The main advantage of testing is that it enables to recognize presymptomatic and asymptomatic infected, who have a very important role in disease dynamics. Testing also helps in various ways: breaking the chain of transmission, enabling the isolation of infectious individuals, potential contact tracing of their contacts potentially infected, and estimating the proportion of asymptomatic carriers and their role in transmission. Testing also helps to find clusters of transmission and to have a more precise estimate on transmission rates and death rates. With the application of these results, testing provides a guide to make decisions on social distancing policy and other measures including the allocation of medical resources.

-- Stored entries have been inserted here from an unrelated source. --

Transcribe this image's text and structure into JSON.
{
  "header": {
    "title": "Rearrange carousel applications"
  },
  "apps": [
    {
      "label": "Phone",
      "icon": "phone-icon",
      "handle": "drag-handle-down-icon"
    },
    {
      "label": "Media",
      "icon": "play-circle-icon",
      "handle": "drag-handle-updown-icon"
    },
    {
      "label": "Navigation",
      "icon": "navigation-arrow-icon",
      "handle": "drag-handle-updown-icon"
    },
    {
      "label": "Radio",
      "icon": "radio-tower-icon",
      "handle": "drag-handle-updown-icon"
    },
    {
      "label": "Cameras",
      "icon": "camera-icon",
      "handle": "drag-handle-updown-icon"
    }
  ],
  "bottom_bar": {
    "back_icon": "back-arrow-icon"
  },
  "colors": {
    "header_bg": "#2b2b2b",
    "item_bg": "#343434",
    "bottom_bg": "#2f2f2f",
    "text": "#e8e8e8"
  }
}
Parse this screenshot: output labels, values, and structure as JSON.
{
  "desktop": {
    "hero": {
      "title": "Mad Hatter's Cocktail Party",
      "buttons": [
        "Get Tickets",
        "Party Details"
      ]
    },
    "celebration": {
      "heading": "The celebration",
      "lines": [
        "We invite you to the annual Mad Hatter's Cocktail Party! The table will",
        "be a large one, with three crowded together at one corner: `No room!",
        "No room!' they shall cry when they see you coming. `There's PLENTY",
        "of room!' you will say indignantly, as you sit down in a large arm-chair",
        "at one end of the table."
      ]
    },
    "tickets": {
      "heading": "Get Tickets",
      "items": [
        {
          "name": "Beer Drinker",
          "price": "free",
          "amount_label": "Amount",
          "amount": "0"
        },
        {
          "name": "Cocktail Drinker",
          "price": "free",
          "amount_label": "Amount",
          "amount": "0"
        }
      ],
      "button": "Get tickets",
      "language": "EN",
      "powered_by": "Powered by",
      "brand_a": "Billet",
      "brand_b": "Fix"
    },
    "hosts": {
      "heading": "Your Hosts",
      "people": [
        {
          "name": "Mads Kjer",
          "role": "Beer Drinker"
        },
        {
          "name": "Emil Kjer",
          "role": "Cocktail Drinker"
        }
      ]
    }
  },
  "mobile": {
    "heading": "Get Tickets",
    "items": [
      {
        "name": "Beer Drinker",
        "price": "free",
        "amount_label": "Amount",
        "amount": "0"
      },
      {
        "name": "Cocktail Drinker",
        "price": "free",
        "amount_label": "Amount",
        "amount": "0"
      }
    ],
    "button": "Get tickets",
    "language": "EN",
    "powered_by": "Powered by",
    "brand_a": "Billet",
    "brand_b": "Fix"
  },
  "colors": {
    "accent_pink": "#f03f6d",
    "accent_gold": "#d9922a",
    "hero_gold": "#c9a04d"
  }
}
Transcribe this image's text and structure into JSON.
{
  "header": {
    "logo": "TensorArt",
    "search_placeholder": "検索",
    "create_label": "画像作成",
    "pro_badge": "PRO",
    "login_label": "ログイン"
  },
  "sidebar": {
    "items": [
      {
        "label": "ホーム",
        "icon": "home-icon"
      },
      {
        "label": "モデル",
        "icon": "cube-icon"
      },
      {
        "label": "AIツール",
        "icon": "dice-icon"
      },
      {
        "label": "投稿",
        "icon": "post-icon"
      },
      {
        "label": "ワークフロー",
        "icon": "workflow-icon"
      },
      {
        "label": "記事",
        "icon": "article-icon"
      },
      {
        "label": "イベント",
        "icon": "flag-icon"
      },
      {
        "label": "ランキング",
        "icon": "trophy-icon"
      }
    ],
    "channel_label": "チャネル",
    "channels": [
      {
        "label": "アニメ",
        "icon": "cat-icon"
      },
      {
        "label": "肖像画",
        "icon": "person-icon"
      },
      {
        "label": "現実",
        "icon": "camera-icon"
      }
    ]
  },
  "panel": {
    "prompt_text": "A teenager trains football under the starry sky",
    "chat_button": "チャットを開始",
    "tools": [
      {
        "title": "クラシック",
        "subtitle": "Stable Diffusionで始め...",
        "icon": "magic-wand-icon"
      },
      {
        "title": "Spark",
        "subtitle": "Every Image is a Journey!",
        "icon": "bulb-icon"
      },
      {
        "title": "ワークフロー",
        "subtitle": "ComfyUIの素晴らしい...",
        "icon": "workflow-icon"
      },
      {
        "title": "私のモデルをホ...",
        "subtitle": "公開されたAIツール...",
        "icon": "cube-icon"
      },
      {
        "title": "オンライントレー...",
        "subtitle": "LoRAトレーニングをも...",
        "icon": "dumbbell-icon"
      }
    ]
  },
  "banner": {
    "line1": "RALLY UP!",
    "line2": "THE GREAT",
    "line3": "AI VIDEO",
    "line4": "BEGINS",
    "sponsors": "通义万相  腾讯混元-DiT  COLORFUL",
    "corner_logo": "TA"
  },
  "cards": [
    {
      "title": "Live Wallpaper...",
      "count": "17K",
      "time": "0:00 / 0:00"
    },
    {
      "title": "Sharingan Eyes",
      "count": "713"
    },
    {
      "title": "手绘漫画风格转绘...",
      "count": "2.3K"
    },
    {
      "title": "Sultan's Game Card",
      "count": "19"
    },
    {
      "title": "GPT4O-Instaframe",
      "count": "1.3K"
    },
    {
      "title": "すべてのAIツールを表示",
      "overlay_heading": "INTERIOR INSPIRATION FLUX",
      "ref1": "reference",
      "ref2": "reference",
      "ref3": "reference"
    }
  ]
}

The method of widespread testing – combined with contact tracing and isolation – is the focus of various studies [10,11,12] and was successfully implemented in various countries in southeastern Asia [13,14], but the availability of diagnostic tests remained a global problem and in several countries testing (and confinement) is limited to people with severe symptoms, thus leaving those with mild symptoms and asymptotic carriers undetected who continue to make contact with others. To cope with the difficulty caused by shortage of testing kits, pooling approaches have been suggested, in which biological specimens from multiple subjects are diluted into a testing pool and tested via a single test. This technique, first applied for screening recruits at the United States Army for syphilis [15], is often used as a part of surveillance measures to significantly decrease the number of required tests to intervene and give a positive response. A follow-up provides a more precise result and prevents the unnecessary confinement of healthy people, however, at the same time, it also necessitates additional tests and more complex logistics.
Using a pooling approach for the standard RT-qPCR test, it was found that a single positive sample can be detected even in a pool of up to 32, or even 64 samples [16]. We study two possible ways of pooling, with or without follow-up: in the first case, all people whose sample was in the positively tested pool will be isolated, while in the second case, additional tests are evaluated so that only those who are really infected will be isolated. In the first case, many people are unnecessarily removed from society, while in the second case, more test kits are needed.
The method of pooling can reduce the number of tests needed, but it requires adequate logistics of organizing sample collection and transportation.
Since the outbreak of the current COVID-19 pandemic, mass testings have been performed in several occasions. In May 2020, the entire population of Wuhan was tested. In October 2020, following the emergence of a new cluster of COVID-19 leading to 13 new infections, the whole population of the Chinese city Qingdao was tested, using pooling with pool sizes varying from 3 to 10 people. Samples in a positively tested pool were tested again individually [17].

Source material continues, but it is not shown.